China’s second largest online retailer JD.com has raised almost $4bn (£3.2bn) after making its Hong Kong Stock Exchange debut on Thursday.
Its shares jumped by more than 5% after listing, marking the second-largest share sale this year.
The move comes as pressure grows in the US on Chinese companies amid escalating tensions between the two economies.
Several other firms that are based in China are now preparing similar listings in Hong Kong.
The Initial Public Offering (IPO) coincides with JD.com’s largest annual online sales event and comes hot on the heels of the Hong Kong debut of Nasdaq-listed gaming giant NetEase.
Last week, shares in NetEase, which is China’s largest gaming firm, made a solid stock market debut in the city as it raised $2.7bn.
In an interview with Asia Business Report on Thursday, Ling Chenkai, Vice-President of JD Retail said the listing was “a big thing for JD” as it can help promote the brand in the Greater China area. “It also can help those Chinese investors and Asian investors to understand JD better and more clearer which can help us to gain trust from those investors and customers.”
The listing of JD.com is the second biggest of 2020, after the Beijing-Shanghai High Speed Railway raised $4.3bn in January, according to Bloomberg data.
Chinese firms listing in Hong Kong
Last November, Alibaba, which is listed on the New York Stock exchange, became the first of the US-traded Chinese companies to debut in Hong Kong with its $13bn secondary listing.
Massimiliano Bondurri of Singapore-based asset manager SGMC Capital said the listings highlight majors changes in the global markets.

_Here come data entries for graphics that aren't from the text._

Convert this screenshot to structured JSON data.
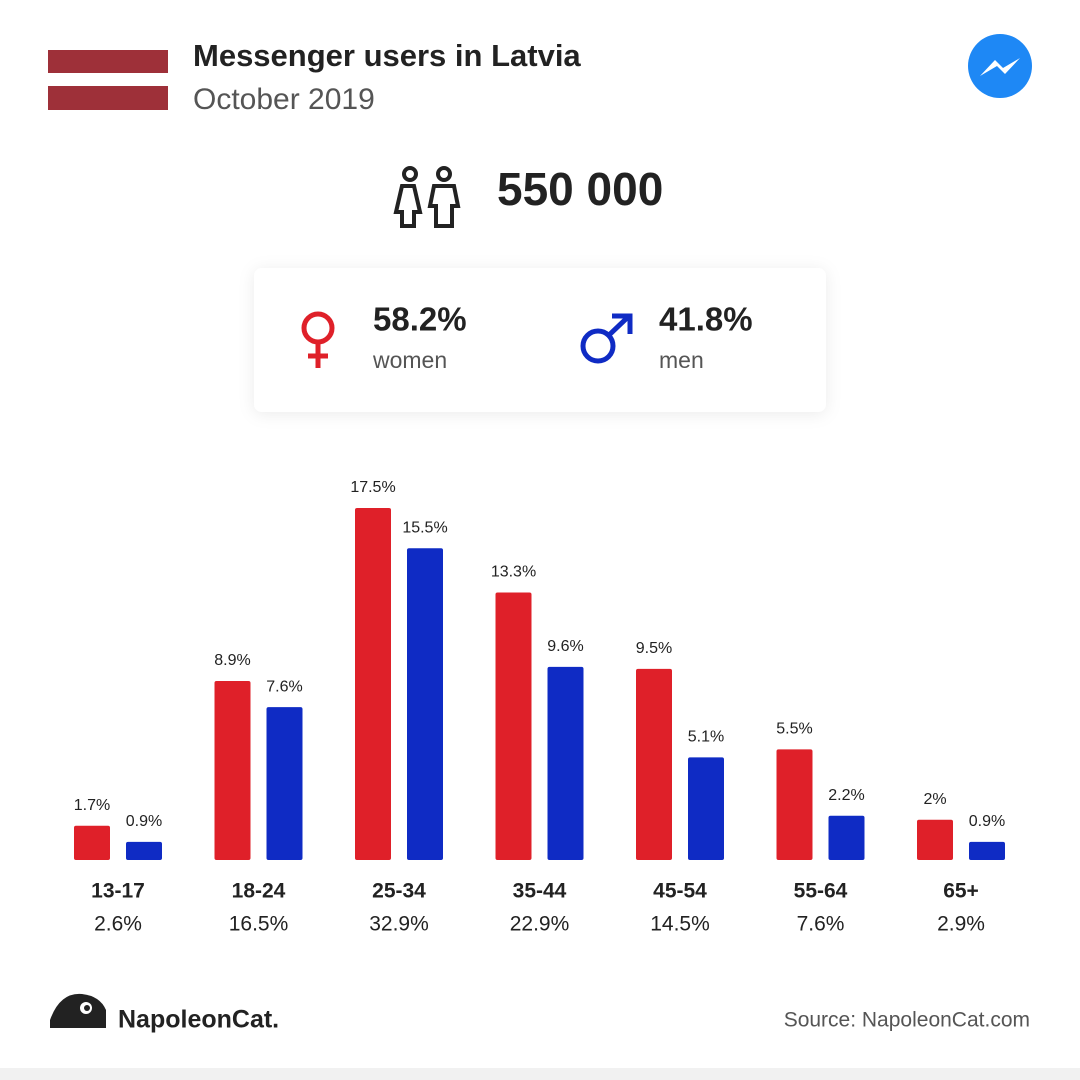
{
  "header": {
    "title": "Messenger users in Latvia",
    "subtitle": "October 2019"
  },
  "total_users": "550 000",
  "gender": {
    "women_share": "58.2%",
    "men_share": "41.8%"
  },
  "chart_data": {
    "type": "bar",
    "categories": [
      "13-17",
      "18-24",
      "25-34",
      "35-44",
      "45-54",
      "55-64",
      "65+"
    ],
    "category_totals": [
      2.6,
      16.5,
      32.9,
      22.9,
      14.5,
      7.6,
      2.9
    ],
    "category_total_labels": [
      "2.6%",
      "16.5%",
      "32.9%",
      "22.9%",
      "14.5%",
      "7.6%",
      "2.9%"
    ],
    "series": [
      {
        "name": "women",
        "color": "#df2029",
        "values": [
          1.7,
          8.9,
          17.5,
          13.3,
          9.5,
          5.5,
          2
        ],
        "value_labels": [
          "1.7%",
          "8.9%",
          "17.5%",
          "13.3%",
          "9.5%",
          "5.5%",
          "2%"
        ]
      },
      {
        "name": "men",
        "color": "#0f2bc4",
        "values": [
          0.9,
          7.6,
          15.5,
          9.6,
          5.1,
          2.2,
          0.9
        ],
        "value_labels": [
          "0.9%",
          "7.6%",
          "15.5%",
          "9.6%",
          "5.1%",
          "2.2%",
          "0.9%"
        ]
      }
    ]
  },
  "footer": {
    "brand": "NapoleonCat.",
    "source": "Source: NapoleonCat.com"
  }
}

“This occurrence underlines once again how the political landscape of the world is rapidly evolving, with the globalisation phenomenon we have been witnessing until a few years back quickly collapsing and an increasing number of barriers being established for international business dealings across the globe, resulting in a substantial increase in protectionism.”
Rising US-China tensions
The listings are taking place as tensions rise between the US and China over their long-running trade dispute and the handling of the coronavirus outbreak.
The financial dealings of US-listed Chinese companies are also coming under increasingly intense scrutiny in the wake of the Luckin Coffee accounting scandal.
In April the once-high flying firm revealed that it had uncovered $310m (£250m) in fake transactions.
Luckin’s Nasdaq listing had been one of China’s few successful US stock market debuts of 2019.
Since details of the scandal emerged the Nasdaq has moved to tighten its listing regulations.
The US Senate has also passed a bill that could block some Chinese companies from selling shares on American stock exchanges.
More listings likely
The renewed interest from Chinese companies in Hong Kong’s stock market comes as concerns grow that Beijing’s imposition of a national security law in the city will make it less attractive to businesses.
Mr Bondurri predicts that all of this means there will be even more US-listed Chinese companies that now decide to sell shares in Hong Kong.
“We expect an increasing number of other Chinese companies, both large and small, to follow in JD’s and Alibaba’s footsteps.”
“This will help diversify the risk for such entities and ensure that, should US-China negotiations take a turn for the worse, they will not be shut out from markets as they would already have alternative arrangements in place to access capital markets,” he said.